According to Puckrin, after Russian assets were frozen in 2022, central banks aggressively bought gold, creating a massive buying spree that pushed Capital into gold ETFs to record levels.
However, the situation has now reversed. As instability escalates and war forces central banks to use their reserves instead of continuing to buy gold, major players like the oil-exporting Gulf states (which are struggling with exports) are likely to shift from buyers to sellers.
At this point, the need for cash is more important than maintaining investment positions. When the very institutions that had accumulated gold need liquidation, they are forced to sell off the assets they had accumulated. According to Puckrin, this is why gold – an asset that led the previous cycle – became the first victim when the market reversed.
This reality reflects the general nature of the market: When liquidation dries up, even traditional safe havens are subject to sell-offs.
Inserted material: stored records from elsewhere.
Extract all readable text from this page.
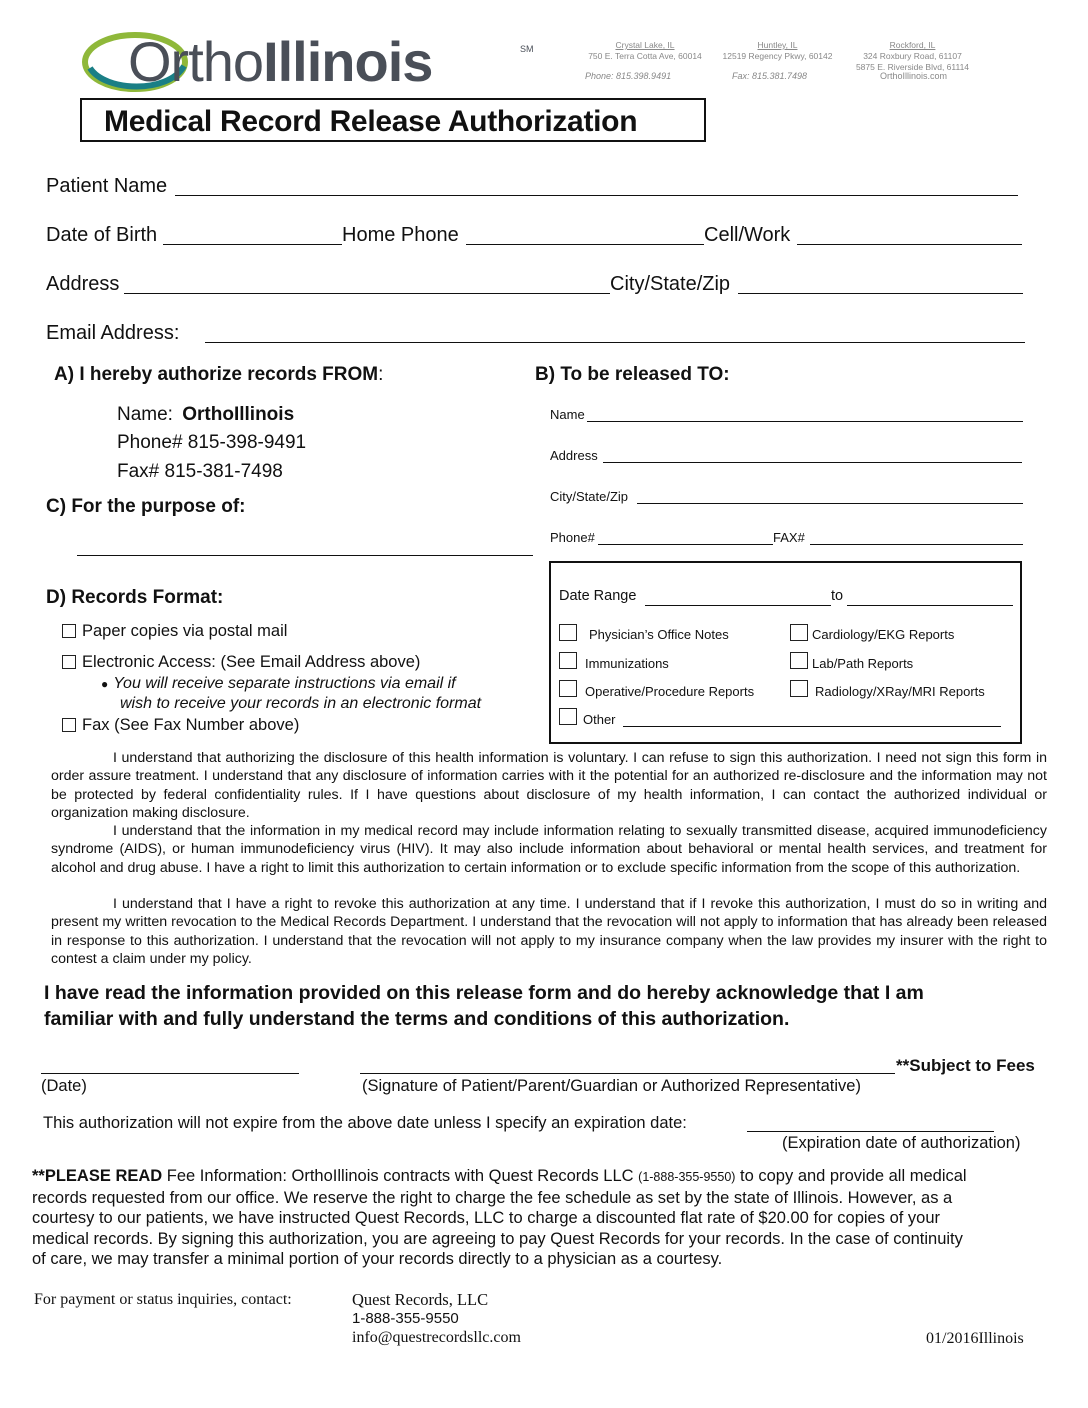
OrthoIllinois	SM	Crystal Lake, IL
750 E. Terra Cotta Ave, 60014
Huntley, IL
12519 Regency Pkwy, 60142
Rockford, IL
324 Roxbury Road, 61107
5875 E. Riverside Blvd, 61114
Phone: 815.398.9491	Fax: 815.381.7498	OrthoIllinois.com
Medical Record Release Authorization
Patient Name
Date of Birth	Home Phone	Cell/Work
Address	City/State/Zip
Email Address:
A) I hereby authorize records FROM:
Name: OrthoIllinois
Phone# 815-398-9491
Fax# 815-381-7498
B) To be released TO:
Name
Address
City/State/Zip
Phone#	FAX#
C) For the purpose of:
D) Records Format:
Paper copies via postal mail
Electronic Access: (See Email Address above)
● You will receive separate instructions via email if
wish to receive your records in an electronic format
Fax (See Fax Number above)
Date Range	to
Physician’s Office Notes	Cardiology/EKG Reports
Immunizations	Lab/Path Reports
Operative/Procedure Reports	Radiology/XRay/MRI Reports
Other
I understand that authorizing the disclosure of this health information is voluntary. I can refuse to sign this authorization. I need not sign this form in order assure treatment. I understand that any disclosure of information carries with it the potential for an authorized re-disclosure and the information may not be protected by federal confidentiality rules. If I have questions about disclosure of my health information, I can contact the authorized individual or organization making disclosure.
I understand that the information in my medical record may include information relating to sexually transmitted disease, acquired immunodeficiency syndrome (AIDS), or human immunodeficiency virus (HIV). It may also include information about behavioral or mental health services, and treatment for alcohol and drug abuse. I have a right to limit this authorization to certain information or to exclude specific information from the scope of this authorization.
I understand that I have a right to revoke this authorization at any time. I understand that if I revoke this authorization, I must do so in writing and present my written revocation to the Medical Records Department. I understand that the revocation will not apply to information that has already been released in response to this authorization. I understand that the revocation will not apply to my insurance company when the law provides my insurer with the right to contest a claim under my policy.
I have read the information provided on this release form and do hereby acknowledge that I am
familiar with and fully understand the terms and conditions of this authorization.
**Subject to Fees
(Date)	(Signature of Patient/Parent/Guardian or Authorized Representative)
This authorization will not expire from the above date unless I specify an expiration date:
(Expiration date of authorization)
**PLEASE READ Fee Information: OrthoIllinois contracts with Quest Records LLC (1-888-355-9550) to copy and provide all medical
records requested from our office. We reserve the right to charge the fee schedule as set by the state of Illinois. However, as a
courtesy to our patients, we have instructed Quest Records, LLC to charge a discounted flat rate of $20.00 for copies of your
medical records. By signing this authorization, you are agreeing to pay Quest Records for your records. In the case of continuity
of care, we may transfer a minimal portion of your records directly to a physician as a courtesy.
For payment or status inquiries, contact:	Quest Records, LLC
1-888-355-9550
info@questrecordsllc.com	01/2016Illinois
The fact that gold prices dropped by around $600 in just a few days shows that market sentiment can shift extremely quickly when forced sell-offs occur.
At the heart of this tension is the bond market. US Treasury yields have been rising sharply recently, particularly for 10-year bonds, due to inflation concerns , hawkish signals from the Fed, and pressure to deleverage.
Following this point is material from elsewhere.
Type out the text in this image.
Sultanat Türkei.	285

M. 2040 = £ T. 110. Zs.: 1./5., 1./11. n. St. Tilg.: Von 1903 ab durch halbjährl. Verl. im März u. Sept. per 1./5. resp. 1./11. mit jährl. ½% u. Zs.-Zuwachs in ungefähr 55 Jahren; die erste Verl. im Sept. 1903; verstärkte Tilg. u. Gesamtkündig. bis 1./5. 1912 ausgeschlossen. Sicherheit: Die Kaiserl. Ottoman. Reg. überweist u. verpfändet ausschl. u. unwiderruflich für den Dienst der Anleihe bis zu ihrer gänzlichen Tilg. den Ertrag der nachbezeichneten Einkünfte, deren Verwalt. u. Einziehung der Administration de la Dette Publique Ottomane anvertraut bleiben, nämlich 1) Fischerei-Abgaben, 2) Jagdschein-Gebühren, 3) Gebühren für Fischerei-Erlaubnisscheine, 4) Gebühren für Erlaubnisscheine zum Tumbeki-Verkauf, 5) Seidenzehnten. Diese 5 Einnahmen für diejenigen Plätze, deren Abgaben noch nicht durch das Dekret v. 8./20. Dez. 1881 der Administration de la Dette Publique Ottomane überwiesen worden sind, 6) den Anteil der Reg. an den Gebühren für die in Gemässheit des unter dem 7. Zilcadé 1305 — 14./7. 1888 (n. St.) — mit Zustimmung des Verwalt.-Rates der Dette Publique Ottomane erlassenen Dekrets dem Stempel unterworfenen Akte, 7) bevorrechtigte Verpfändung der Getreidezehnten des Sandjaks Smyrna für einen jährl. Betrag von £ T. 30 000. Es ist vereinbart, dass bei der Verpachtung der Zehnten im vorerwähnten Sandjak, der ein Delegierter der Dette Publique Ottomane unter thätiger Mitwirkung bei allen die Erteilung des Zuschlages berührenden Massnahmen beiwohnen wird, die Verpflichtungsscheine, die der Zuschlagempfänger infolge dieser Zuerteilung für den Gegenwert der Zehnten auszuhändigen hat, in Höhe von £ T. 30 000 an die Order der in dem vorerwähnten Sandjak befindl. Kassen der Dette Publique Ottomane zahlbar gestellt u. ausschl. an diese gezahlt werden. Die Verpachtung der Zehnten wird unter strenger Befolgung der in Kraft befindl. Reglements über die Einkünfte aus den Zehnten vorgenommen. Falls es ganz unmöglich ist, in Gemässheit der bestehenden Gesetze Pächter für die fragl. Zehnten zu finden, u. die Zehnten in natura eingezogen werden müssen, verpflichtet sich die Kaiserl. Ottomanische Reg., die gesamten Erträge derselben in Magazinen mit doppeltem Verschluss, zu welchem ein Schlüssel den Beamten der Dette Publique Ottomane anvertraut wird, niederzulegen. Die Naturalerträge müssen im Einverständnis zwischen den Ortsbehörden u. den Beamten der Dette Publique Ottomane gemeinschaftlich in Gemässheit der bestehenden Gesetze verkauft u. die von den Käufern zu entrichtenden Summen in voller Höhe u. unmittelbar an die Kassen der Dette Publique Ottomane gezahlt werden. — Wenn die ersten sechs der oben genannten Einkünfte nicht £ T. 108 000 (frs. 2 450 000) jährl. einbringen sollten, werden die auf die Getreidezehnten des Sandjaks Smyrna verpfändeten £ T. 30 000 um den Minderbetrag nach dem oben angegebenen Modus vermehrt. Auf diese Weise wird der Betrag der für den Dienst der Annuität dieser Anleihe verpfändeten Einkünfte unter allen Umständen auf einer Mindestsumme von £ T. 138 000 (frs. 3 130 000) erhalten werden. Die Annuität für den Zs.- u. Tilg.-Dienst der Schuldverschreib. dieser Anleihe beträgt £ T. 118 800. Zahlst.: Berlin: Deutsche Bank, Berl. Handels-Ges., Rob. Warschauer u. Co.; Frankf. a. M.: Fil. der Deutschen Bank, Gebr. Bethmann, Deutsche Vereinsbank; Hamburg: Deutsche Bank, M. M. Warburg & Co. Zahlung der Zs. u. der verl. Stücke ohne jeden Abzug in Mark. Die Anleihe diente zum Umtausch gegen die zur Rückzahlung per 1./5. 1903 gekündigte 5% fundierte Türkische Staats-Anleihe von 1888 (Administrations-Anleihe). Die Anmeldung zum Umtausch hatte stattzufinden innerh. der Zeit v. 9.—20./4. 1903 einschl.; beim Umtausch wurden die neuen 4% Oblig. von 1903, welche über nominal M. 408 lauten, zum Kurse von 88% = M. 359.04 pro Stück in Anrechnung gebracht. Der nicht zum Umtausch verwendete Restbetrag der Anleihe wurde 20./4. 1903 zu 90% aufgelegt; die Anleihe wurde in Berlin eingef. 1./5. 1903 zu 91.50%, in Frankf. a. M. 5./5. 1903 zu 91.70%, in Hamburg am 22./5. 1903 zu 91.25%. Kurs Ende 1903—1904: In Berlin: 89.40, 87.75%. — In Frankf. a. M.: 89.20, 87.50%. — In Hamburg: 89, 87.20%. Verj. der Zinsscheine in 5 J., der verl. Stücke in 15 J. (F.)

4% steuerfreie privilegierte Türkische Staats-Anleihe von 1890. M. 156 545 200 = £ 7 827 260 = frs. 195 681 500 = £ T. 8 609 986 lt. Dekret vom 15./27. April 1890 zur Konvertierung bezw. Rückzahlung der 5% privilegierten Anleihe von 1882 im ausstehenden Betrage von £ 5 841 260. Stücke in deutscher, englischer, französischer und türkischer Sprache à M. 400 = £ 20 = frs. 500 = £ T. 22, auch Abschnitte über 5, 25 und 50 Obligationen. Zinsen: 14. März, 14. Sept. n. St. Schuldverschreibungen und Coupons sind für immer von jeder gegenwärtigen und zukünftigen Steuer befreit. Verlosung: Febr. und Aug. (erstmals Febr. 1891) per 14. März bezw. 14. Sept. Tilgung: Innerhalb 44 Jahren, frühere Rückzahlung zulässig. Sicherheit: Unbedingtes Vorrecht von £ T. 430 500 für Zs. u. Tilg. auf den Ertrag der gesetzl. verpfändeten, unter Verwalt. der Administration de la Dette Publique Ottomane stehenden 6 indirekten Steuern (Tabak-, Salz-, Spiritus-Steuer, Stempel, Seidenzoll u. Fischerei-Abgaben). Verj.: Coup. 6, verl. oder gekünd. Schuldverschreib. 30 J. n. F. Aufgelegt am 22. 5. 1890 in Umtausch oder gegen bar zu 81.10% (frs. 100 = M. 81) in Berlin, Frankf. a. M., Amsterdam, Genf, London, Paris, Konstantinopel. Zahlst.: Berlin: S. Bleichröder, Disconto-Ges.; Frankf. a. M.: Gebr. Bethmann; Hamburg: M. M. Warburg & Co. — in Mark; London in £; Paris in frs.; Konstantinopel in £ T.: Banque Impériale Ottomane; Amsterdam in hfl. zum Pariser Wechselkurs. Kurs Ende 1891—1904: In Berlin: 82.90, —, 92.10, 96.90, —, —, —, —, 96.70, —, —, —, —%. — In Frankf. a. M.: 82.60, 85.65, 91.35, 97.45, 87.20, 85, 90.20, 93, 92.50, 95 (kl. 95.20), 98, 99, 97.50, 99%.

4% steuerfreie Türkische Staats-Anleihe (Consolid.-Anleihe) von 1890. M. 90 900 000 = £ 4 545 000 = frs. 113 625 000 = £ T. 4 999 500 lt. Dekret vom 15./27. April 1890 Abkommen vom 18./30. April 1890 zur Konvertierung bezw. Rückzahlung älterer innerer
10-year US Treasury bonds. Source: TradingViewExperts warn that if yields continue to rise, the market could witness a widespread sell-off, forcing large institutions to quickly reduce risk.
This tension is clearly reflected in sentiment data. According to the Kobeissi Letter, the percentage of pessimistic retail investors has now surged to 52%, the highest level since mid-2025.
Pessimistic sentiment peaked as Capital shifted to alternative investment channels.
This extremely rapid reversal is one of the most dramatic shifts in recent years, making the current situation similar to periods of deep market declines in the past.
Against this backdrop, some experts warn that large funds are aggressively selling off, possibly to hoard cash because underlying instability is emerging within the market.
While these assessments remain speculative, they reflect growing concerns that the market is no longer heavily reliant on fundamentals, but is largely driven by liquidation issues. Amidst this turmoil, investors are beginning to wonder where their money will flow next.
"Family offices are no longer focused on traditional stocks and bonds," Chia Jake Claver, a family asset manager.
According to Claver, family offices are shifting their focus to private equity, frontier markets, and digital assets. This trend indicates that large organizations have proactively prepared for the new investment environment.
"That's where the real profit is," he emphasized.
The crypto market is also gradually regaining attention. Chad Steingraber argues that after the sharp drop in gold prices, "money will inevitably shift to another asset class," and crypto "is still undervalued."
Despite continued volatility, some have XEM digital assets as a potential destination once the forced sell-off has subsided.
Currently, the main topic remains liquidation. The market seems to be entering a "sell first, pivot later" phase, meaning the priority is to sell assets for cash before new investment trends become clearly apparent.
It remains unclear whether this marks the beginning of a large-scale systemic restructuring or merely a temporary, sharp correction.
One thing is clear: the historic collapse of gold has shattered a key pillar of market sentiment, demonstrating that in the current environment, no asset is immune when the need for liquidation reigns supreme.